A streaming KV-cache compression and transmission system from researchers at the University of Chicago that treats the KV-cache as a **bitstream** rather than a tensor. CacheGen applies layer-wise quantization (with per-layer bit budgets) and a custom entropy coder (arithmetic coding with cross-channel context modeling) to shrink KV-cache transmission size by 3-10x for the network shipment between prefill and decode workers in disaggregated serving.

Why it exists

Prefill-decode disaggregation requires shipping the full KV-cache from the prefill worker to the decode worker once prefill completes. For long contexts on large models, that's tens of GB per request — fast on NVLink (within a node), painful on InfiniBand (across nodes), and a non-starter on standard 100GbE. CacheGen's compression makes cross-node disaggregated serving practical on commodity Ethernet.

Primary use cases

Disaggregated LLM serving over commodity networks, edge-to-cloud agentic workflows where the KV-cache is precomputed at the edge and streamed to a cloud decoder, hierarchical KV-cache storage in object stores (S3, MinIO) where transmission cost dominates.

Recent developments

Latest signals

Foundational CacheGen paper. "CacheGen: KV Cache Compression and Streaming for Fast Large Language Model Serving" introduced the streaming-oriented KV-cache compression scheme — layer-wise quantization with per-layer bit budgets, arithmetic coding with cross-channel context modeling.

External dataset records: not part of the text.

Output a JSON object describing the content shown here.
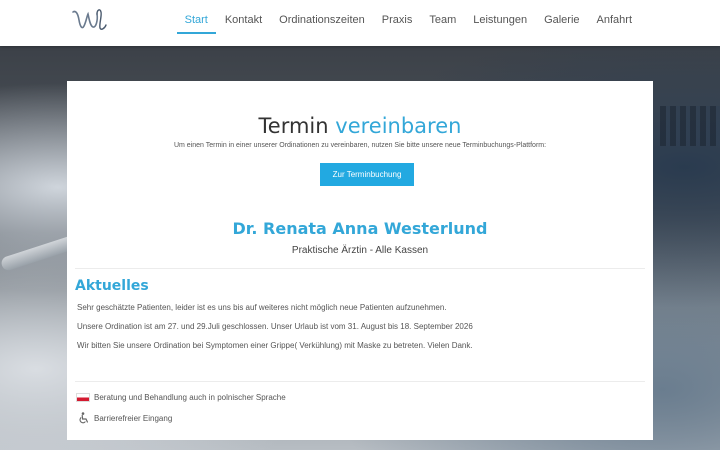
{
  "nav": {
    "items": [
      {
        "label": "Start",
        "active": true
      },
      {
        "label": "Kontakt",
        "active": false
      },
      {
        "label": "Ordinationszeiten",
        "active": false
      },
      {
        "label": "Praxis",
        "active": false
      },
      {
        "label": "Team",
        "active": false
      },
      {
        "label": "Leistungen",
        "active": false
      },
      {
        "label": "Galerie",
        "active": false
      },
      {
        "label": "Anfahrt",
        "active": false
      }
    ]
  },
  "booking": {
    "title_part1": "Termin",
    "title_part2": "vereinbaren",
    "description": "Um einen Termin in einer unserer Ordinationen zu vereinbaren, nutzen Sie bitte unsere neue Terminbuchungs-Plattform:",
    "button_label": "Zur Terminbuchung"
  },
  "doctor": {
    "name": "Dr. Renata Anna Westerlund",
    "specialty": "Praktische Ärztin - Alle Kassen"
  },
  "news": {
    "heading": "Aktuelles",
    "items": [
      "Sehr geschätzte Patienten, leider ist es uns bis auf weiteres nicht möglich neue Patienten aufzunehmen.",
      "Unsere Ordination ist am 27. und 29.Juli geschlossen. Unser Urlaub ist vom 31. August bis 18. September 2026",
      "Wir bitten Sie unsere Ordination bei Symptomen einer Grippe( Verkühlung) mit Maske zu betreten. Vielen Dank."
    ]
  },
  "info": {
    "polish_label": "Beratung und Behandlung auch in polnischer Sprache",
    "accessible_label": "Barrierefreier Eingang"
  },
  "colors": {
    "accent": "#33a7d8",
    "button": "#22a9e1"
  }
}
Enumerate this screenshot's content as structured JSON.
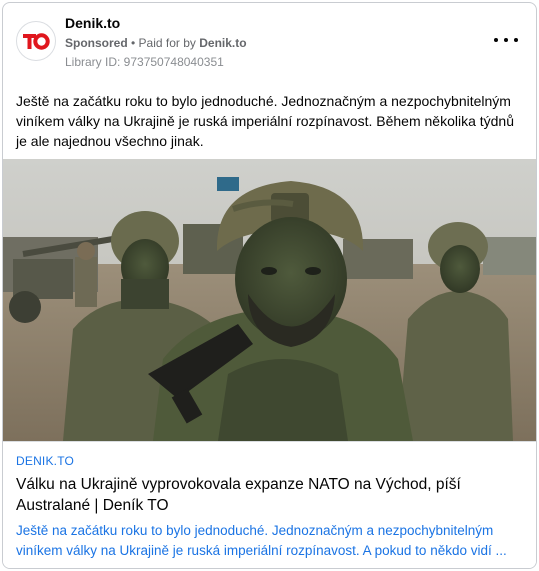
{
  "ad": {
    "page_name": "Denik.to",
    "logo_text": "TO",
    "sponsored_label": "Sponsored",
    "separator": " • ",
    "paid_for_prefix": "Paid for by ",
    "paid_for_by": "Denik.to",
    "library_id": "Library ID: 973750748040351",
    "brand_color": "#e0161d"
  },
  "post": {
    "text": "Ještě na začátku roku to bylo jednoduché. Jednoznačným a nezpochybnitelným viníkem války na Ukrajině je ruská imperiální rozpínavost. Během několika týdnů je ale najednou všechno jinak."
  },
  "link": {
    "domain": "DENIK.TO",
    "title": "Válku na Ukrajině vyprovokovala expanze NATO na Východ, píší Australané | Deník TO",
    "description": "Ještě na začátku roku to bylo jednoduché. Jednoznačným a nezpochybnitelným viníkem války na Ukrajině je ruská imperiální rozpínavost. A pokud to někdo vidí ..."
  },
  "icons": {
    "more": "more-horizontal-icon",
    "logo": "denik-to-logo"
  }
}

Per arXiv 2310.07240 — CacheGen.
Integrated as LMCache compression backend. LMCache ships CacheGen as an optional compression layer between its remote store and its transport. Per LMCache + CacheGen blog.
CacheGen reference implementation. Open-source repo (UChi-JCL/CacheGen) with the encoder + decoder + LMCache integration glue. Per GitHub — UChi-JCL/CacheGen.